The U.S. National Oceanic and Atmospheric Administration has published its final new “Ocean Noise Strategy Roadmap.” According to NOAA:
“Offices across NOAA have collaborated to develop an agency-wide Ocean Noise Strategy, which seeks to ensure that NOAA is more comprehensively addressing noise impacts to aquatic species and their habitat over the next 10 years.
The Roadmap is intended to serve as a high-level guide, rather than a prescriptive listing of program-level actions. The document summarizes the status of the science to support the Ocean Noise Strategy’s goals, details relevant NOAA management and science capacities, and recommends cross-agency actions that could be taken to achieve more comprehensive management of noise impacts. Fundamentally, the Roadmap serves as an organizing tool to rally the multiple NOAA offices that address ocean noise impacts around a more integrated and comprehensive approach. A series of key goals and recommendations are presented that would enhance NOAA’s ability to manage both species and the places they inhabit in the context of a changing acoustic environment.”

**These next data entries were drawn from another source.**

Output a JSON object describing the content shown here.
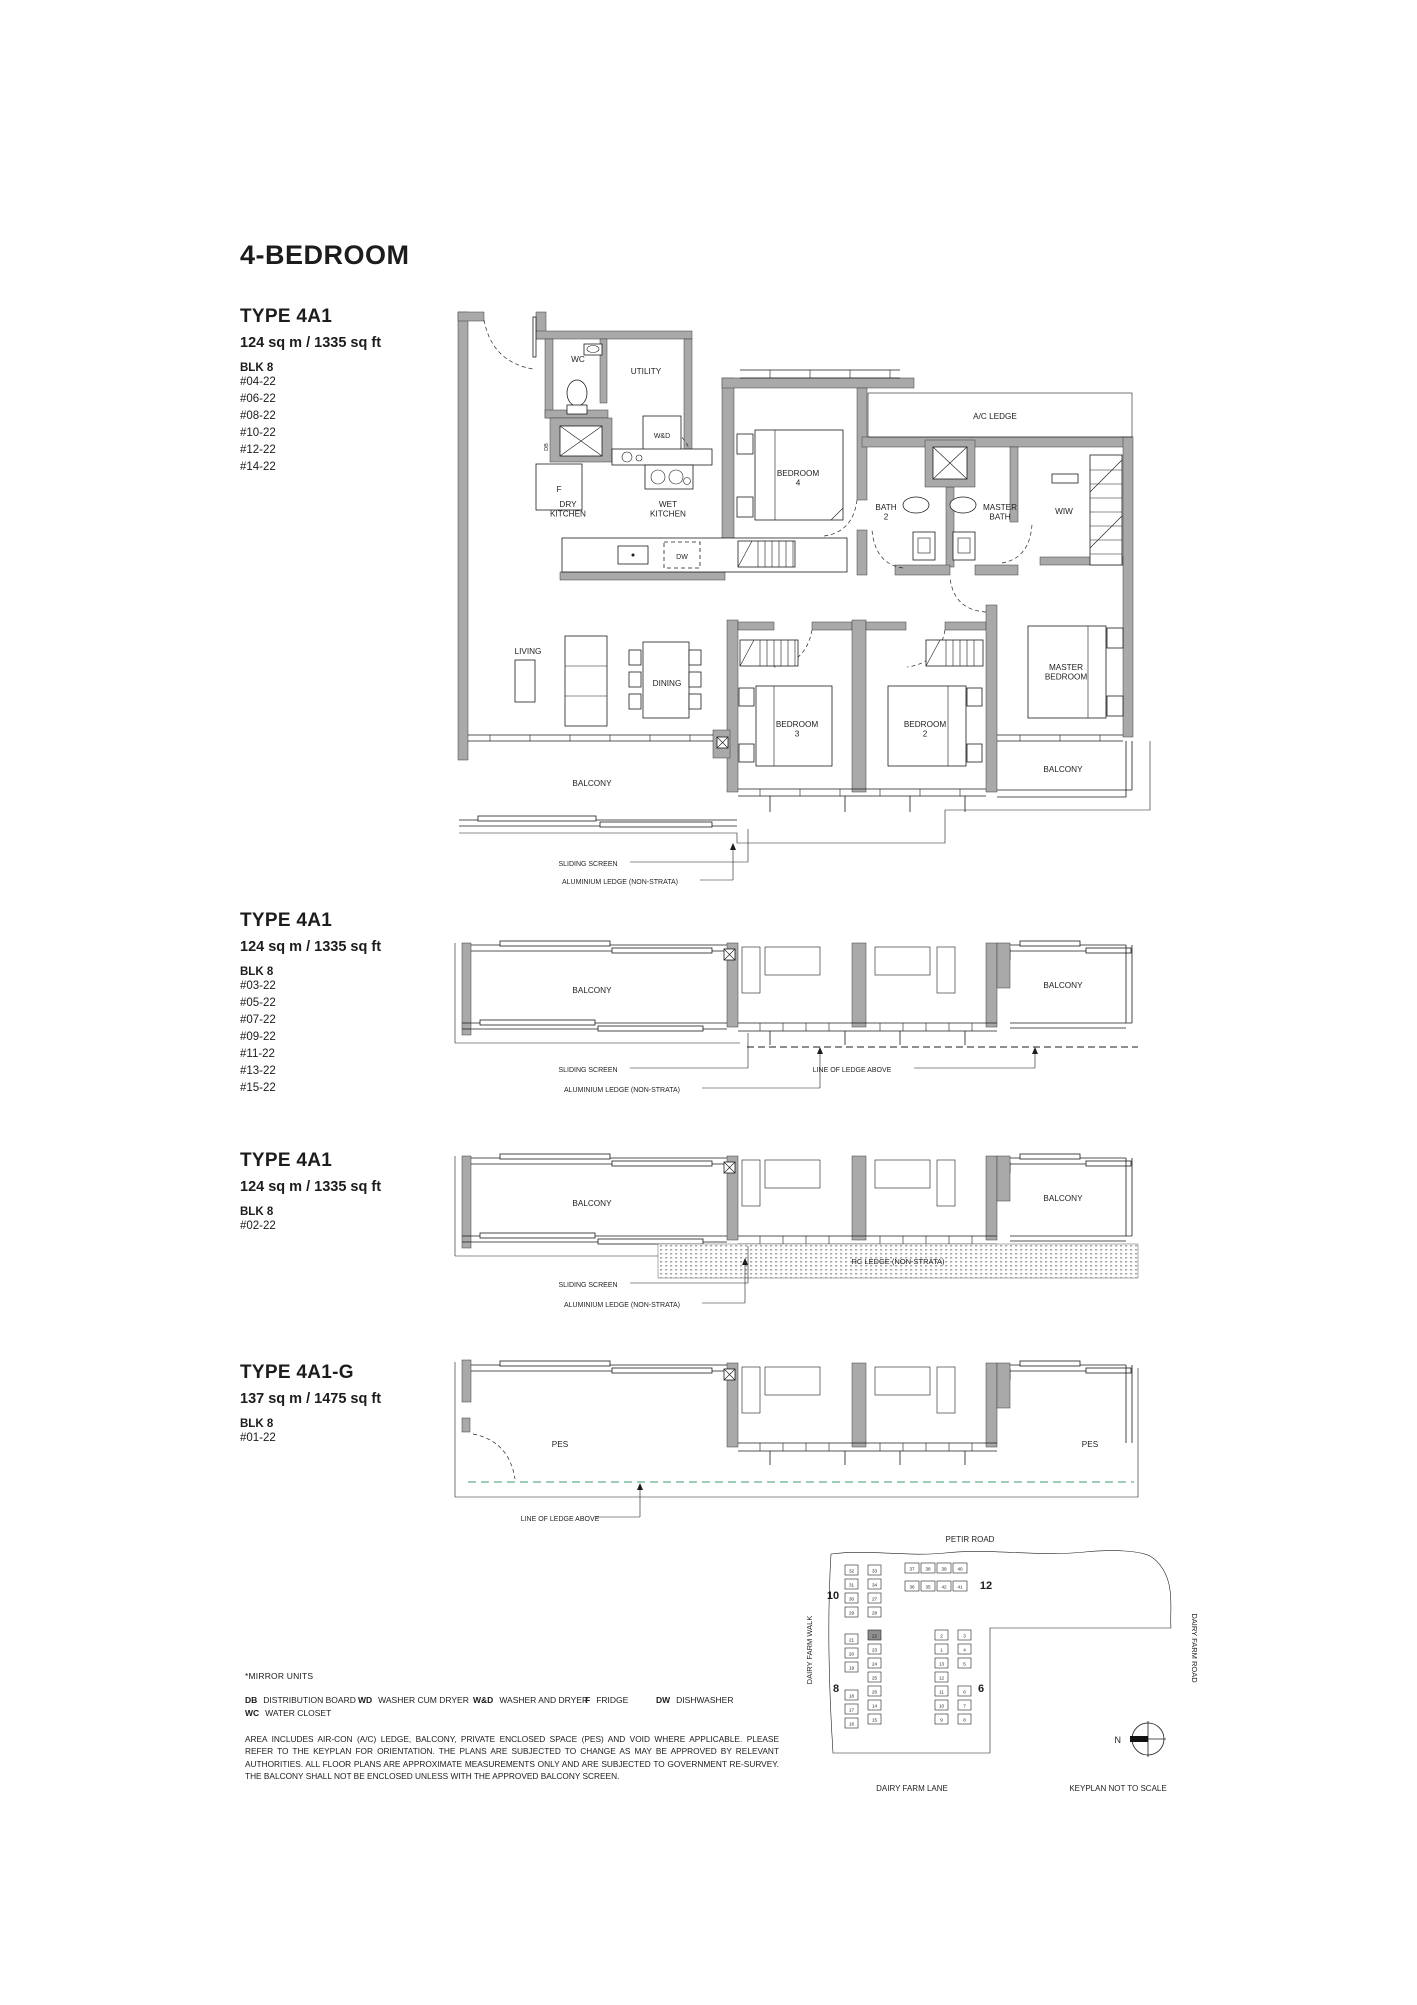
{
  "title": "4-BEDROOM",
  "sections": [
    {
      "type": "TYPE 4A1",
      "area": "124 sq m / 1335 sq ft",
      "blk": "BLK 8",
      "units": [
        "#04-22",
        "#06-22",
        "#08-22",
        "#10-22",
        "#12-22",
        "#14-22"
      ]
    },
    {
      "type": "TYPE 4A1",
      "area": "124 sq m / 1335 sq ft",
      "blk": "BLK 8",
      "units": [
        "#03-22",
        "#05-22",
        "#07-22",
        "#09-22",
        "#11-22",
        "#13-22",
        "#15-22"
      ]
    },
    {
      "type": "TYPE 4A1",
      "area": "124 sq m / 1335 sq ft",
      "blk": "BLK 8",
      "units": [
        "#02-22"
      ]
    },
    {
      "type": "TYPE 4A1-G",
      "area": "137 sq m / 1475 sq ft",
      "blk": "BLK 8",
      "units": [
        "#01-22"
      ]
    }
  ],
  "plan": {
    "wc": "WC",
    "utility": "UTILITY",
    "wd": "W&D",
    "db": "DB",
    "fridge": "F",
    "dry_kitchen": "DRY\nKITCHEN",
    "wet_kitchen": "WET\nKITCHEN",
    "dw": "DW",
    "bedroom4": "BEDROOM\n4",
    "ac_ledge": "A/C LEDGE",
    "bath2": "BATH\n2",
    "master_bath": "MASTER\nBATH",
    "wiw": "WIW",
    "living": "LIVING",
    "dining": "DINING",
    "bedroom3": "BEDROOM\n3",
    "bedroom2": "BEDROOM\n2",
    "master_bedroom": "MASTER\nBEDROOM",
    "balcony": "BALCONY",
    "pes": "PES",
    "sliding_screen": "SLIDING SCREEN",
    "aluminium_ledge": "ALUMINIUM LEDGE (NON-STRATA)",
    "line_of_ledge": "LINE OF LEDGE ABOVE",
    "rc_ledge": "RC LEDGE (NON-STRATA)"
  },
  "legend": {
    "mirror": "*MIRROR UNITS",
    "items": [
      {
        "abbr": "DB",
        "label": "DISTRIBUTION BOARD"
      },
      {
        "abbr": "WD",
        "label": "WASHER CUM DRYER"
      },
      {
        "abbr": "W&D",
        "label": "WASHER AND DRYER"
      },
      {
        "abbr": "F",
        "label": "FRIDGE"
      },
      {
        "abbr": "DW",
        "label": "DISHWASHER"
      },
      {
        "abbr": "WC",
        "label": "WATER CLOSET"
      }
    ],
    "disclaimer": "AREA INCLUDES AIR-CON (A/C) LEDGE, BALCONY, PRIVATE ENCLOSED SPACE (PES) AND VOID WHERE APPLICABLE. PLEASE REFER TO THE KEYPLAN FOR ORIENTATION. THE PLANS ARE SUBJECTED TO CHANGE AS MAY BE APPROVED BY RELEVANT AUTHORITIES. ALL FLOOR PLANS ARE APPROXIMATE MEASUREMENTS ONLY AND ARE SUBJECTED TO GOVERNMENT RE-SURVEY. THE BALCONY SHALL NOT BE ENCLOSED UNLESS WITH THE APPROVED BALCONY SCREEN."
  },
  "keyplan": {
    "roads": {
      "top": "PETIR ROAD",
      "left": "DAIRY FARM WALK",
      "right": "DAIRY FARM ROAD",
      "bottom": "DAIRY FARM LANE"
    },
    "note": "KEYPLAN NOT TO SCALE",
    "north": "N",
    "highlight": {
      "block": "8",
      "unit": "22"
    },
    "blocks": [
      {
        "label": "10",
        "lx": 833,
        "ly": 1599,
        "strips": [
          {
            "x": 845,
            "y": 1565,
            "dx": 0,
            "dy": 14,
            "units": [
              "32",
              "31",
              "30",
              "29"
            ]
          },
          {
            "x": 868,
            "y": 1565,
            "dx": 0,
            "dy": 14,
            "units": [
              "33",
              "34",
              "27",
              "28"
            ]
          }
        ]
      },
      {
        "label": "12",
        "lx": 986,
        "ly": 1589,
        "strips": [
          {
            "x": 905,
            "y": 1563,
            "dx": 16,
            "dy": 0,
            "units": [
              "37",
              "38",
              "39",
              "40"
            ]
          },
          {
            "x": 905,
            "y": 1581,
            "dx": 16,
            "dy": 0,
            "units": [
              "36",
              "35",
              "42",
              "41"
            ]
          }
        ]
      },
      {
        "label": "8",
        "lx": 836,
        "ly": 1692,
        "strips": [
          {
            "x": 845,
            "y": 1634,
            "dx": 0,
            "dy": 14,
            "units": [
              "21",
              "20",
              "19",
              "",
              "18",
              "17",
              "16"
            ]
          },
          {
            "x": 868,
            "y": 1630,
            "dx": 0,
            "dy": 14,
            "units": [
              "22",
              "23",
              "24",
              "25",
              "26",
              "14",
              "15"
            ]
          }
        ]
      },
      {
        "label": "6",
        "lx": 981,
        "ly": 1692,
        "strips": [
          {
            "x": 935,
            "y": 1630,
            "dx": 0,
            "dy": 14,
            "units": [
              "2",
              "1",
              "13",
              "12",
              "11",
              "10",
              "9"
            ]
          },
          {
            "x": 958,
            "y": 1630,
            "dx": 0,
            "dy": 14,
            "units": [
              "3",
              "4",
              "5",
              "",
              "6",
              "7",
              "8"
            ]
          }
        ]
      }
    ]
  },
  "colors": {
    "wall": "#a9a9a9",
    "line": "#1c1c1c",
    "green_dash": "#3f9e6e",
    "highlight": "#8f8f8f"
  }
}
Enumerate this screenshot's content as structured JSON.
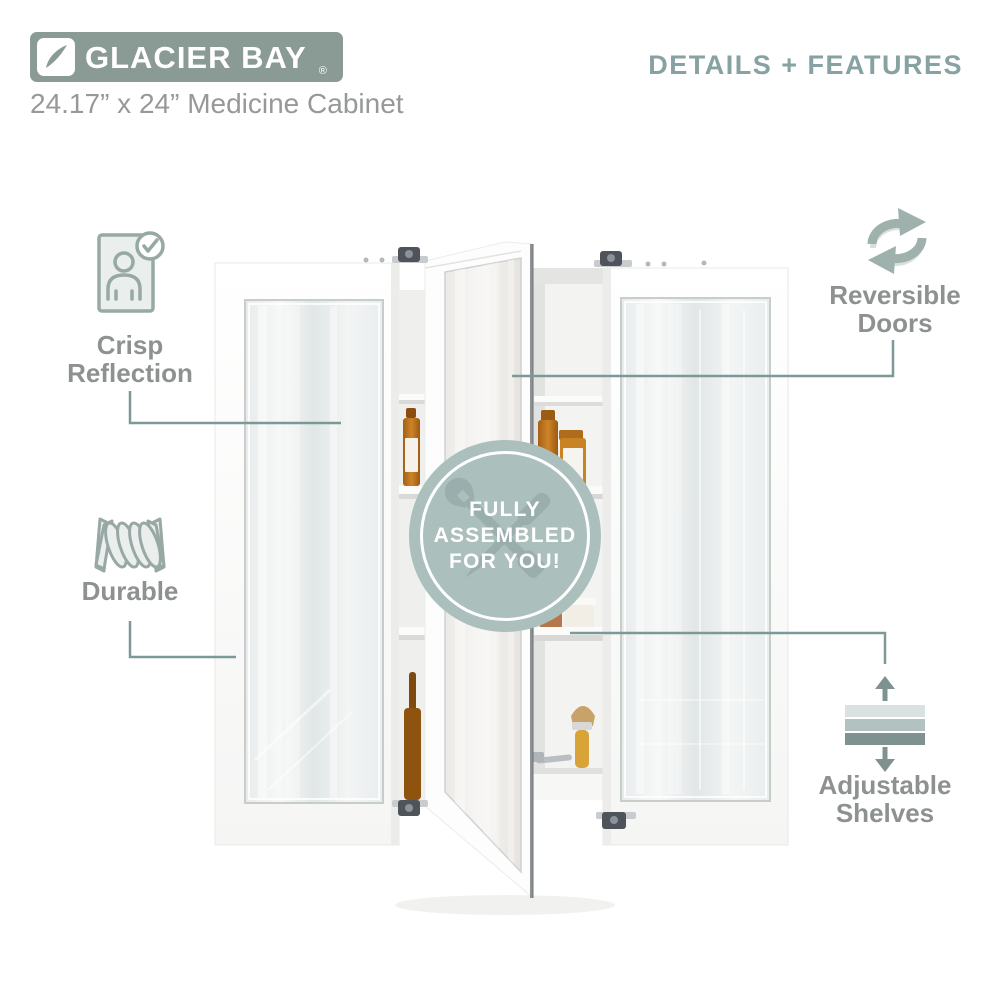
{
  "brand": {
    "name": "GLACIER BAY",
    "registered_mark": "®"
  },
  "product": {
    "title": "24.17” x 24” Medicine Cabinet"
  },
  "section": {
    "title": "DETAILS + FEATURES"
  },
  "badge": {
    "line1": "FULLY",
    "line2": "ASSEMBLED",
    "line3": "FOR YOU!",
    "watermark": "crossed-tools"
  },
  "features": {
    "crisp_reflection": {
      "line1": "Crisp",
      "line2": "Reflection",
      "icon": "mirror-person-check-icon"
    },
    "durable": {
      "line1": "Durable",
      "icon": "coil-spring-icon"
    },
    "reversible_doors": {
      "line1": "Reversible",
      "line2": "Doors",
      "icon": "rotation-arrows-icon"
    },
    "adjustable_shelves": {
      "line1": "Adjustable",
      "line2": "Shelves",
      "icon": "shelves-arrows-icon"
    }
  },
  "colors": {
    "logo_bg": "#8a9a95",
    "heading_teal": "#86a2a2",
    "label_gray": "#8d9190",
    "connector_line": "#7d9997",
    "badge_bg": "#abbfbd",
    "title_gray": "#96989a",
    "icon_stroke": "#97a8a5",
    "icon_fill": "#eaefee"
  }
}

The final Roadmap includes NOAA’s responses to comments filed on its draft Roadmap. The following is NOAA’s response to comments on the relationship between NOAA’s Roadmap and NOAA’s “Technical Guidance for Assessing the Effects of Anthropogenic Sound on Marine Mammal Hearing”:
“ACOUSTIC GUIDANCE AND THRESHOLDS Many commenters highlighted interests in the relationship between the Strategy’s Roadmap and NMFS’s expected release of the Technical Guidance for Assessing the Effects of Anthropogenic Sound on Marine Mammal Hearing, which is now final (August, 2016). The Technical Guidance is listed in the Roadmap (Chapter 1) as an example of the type of science-based, transparently developed, tool that will be helpful for noise impact assessment and decision-making. Several commenters commented on the importance of precautionary criteria based on the best available science, and noted their particular interest in future phases of this work, to address behavioral impact assessments for marine mammals and managed fish species or species complexes. The Roadmap notes (Chapter 2) that thresholds should be viewed with caution. One submission further shared their views based on a long history of criteria development in collaboration with the Federal Aviation Administration, suggesting that ‘thresholds can offer a distorted impression of the action of noise (no effect below, total effect above), and they create powerful incentives to bias results to assign exposures just below the management threshold. A dose-response approach, as mentioned [in the Roadmap], which assigns a non-decreasing probability of take with increasing noise exposure, removes both kinds of distortions.’ NOAA appreciates these concerns and intends to consider them in the development of behavioral harassment guidance for marine mammals as well as the implementation of the new Acoustic Guidance for Assessing the Effects of Anthropogenic Sound on Marine Mammal Hearing.